Preserving Nonlinear Constraints in Variational Flow Filtering Data Assimilation

Data assimilation aims to estimate the states of a dynamical system by optimally combining sparse and noisy observations of the physical system with uncertain forecasts produced by a computational model. The states of many dynamical systems of interest obey nonlinear physical constraints, and the corresponding dynamics is confined to a certain sub-manifold of the state space. Standard data assimilation techniques applied to such systems yield posterior states lying outside the manifold, violating the physical constraints.

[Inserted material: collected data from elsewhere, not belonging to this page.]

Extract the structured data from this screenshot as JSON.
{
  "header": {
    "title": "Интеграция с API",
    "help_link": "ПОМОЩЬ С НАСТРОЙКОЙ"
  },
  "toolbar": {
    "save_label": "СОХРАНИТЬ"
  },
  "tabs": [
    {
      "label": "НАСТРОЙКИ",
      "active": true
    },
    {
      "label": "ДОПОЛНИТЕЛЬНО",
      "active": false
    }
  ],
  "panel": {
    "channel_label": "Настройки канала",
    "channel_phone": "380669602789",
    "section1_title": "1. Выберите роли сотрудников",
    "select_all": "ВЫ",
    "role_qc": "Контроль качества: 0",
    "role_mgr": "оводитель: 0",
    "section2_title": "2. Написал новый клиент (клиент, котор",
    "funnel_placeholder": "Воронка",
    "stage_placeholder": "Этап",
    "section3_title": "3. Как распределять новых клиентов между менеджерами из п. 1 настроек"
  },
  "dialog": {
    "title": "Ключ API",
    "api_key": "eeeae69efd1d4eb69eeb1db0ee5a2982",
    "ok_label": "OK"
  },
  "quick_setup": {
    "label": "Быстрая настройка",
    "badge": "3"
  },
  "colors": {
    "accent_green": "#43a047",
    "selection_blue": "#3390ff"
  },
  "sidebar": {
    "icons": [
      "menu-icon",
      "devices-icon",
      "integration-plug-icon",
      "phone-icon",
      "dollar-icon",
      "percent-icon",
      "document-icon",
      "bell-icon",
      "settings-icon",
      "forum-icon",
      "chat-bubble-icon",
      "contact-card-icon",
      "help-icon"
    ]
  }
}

This work focuses on particle flow filters which use stochastic differential equations to evolve state samples from a prior distribution to samples from an observation-informed posterior distribution. The variational Fokker-Planck (VFP) -- a generic particle flow filtering framework -- is extended to incorporate non-linear, equality state constraints in the analysis. To this end, two algorithmic approaches that modify the VFP stochastic differential equation are discussed: (i) VFPSTAB, to inexactly preserve constraints with the addition of a stabilizing drift term, and (ii) VFPDAE, to exactly preserve constraints by treating the VFP dynamics as a stochastic differential-algebraic equation (SDAE). Additionally, an implicit-explicit time integrator is developed to evolve the VFPDAE dynamics. The strength of the proposed approach for constraint preservation in data assimilation is demonstrated on three test problems: the double pendulum, Korteweg-de-Vries, and the incompressible Navier-Stokes equations.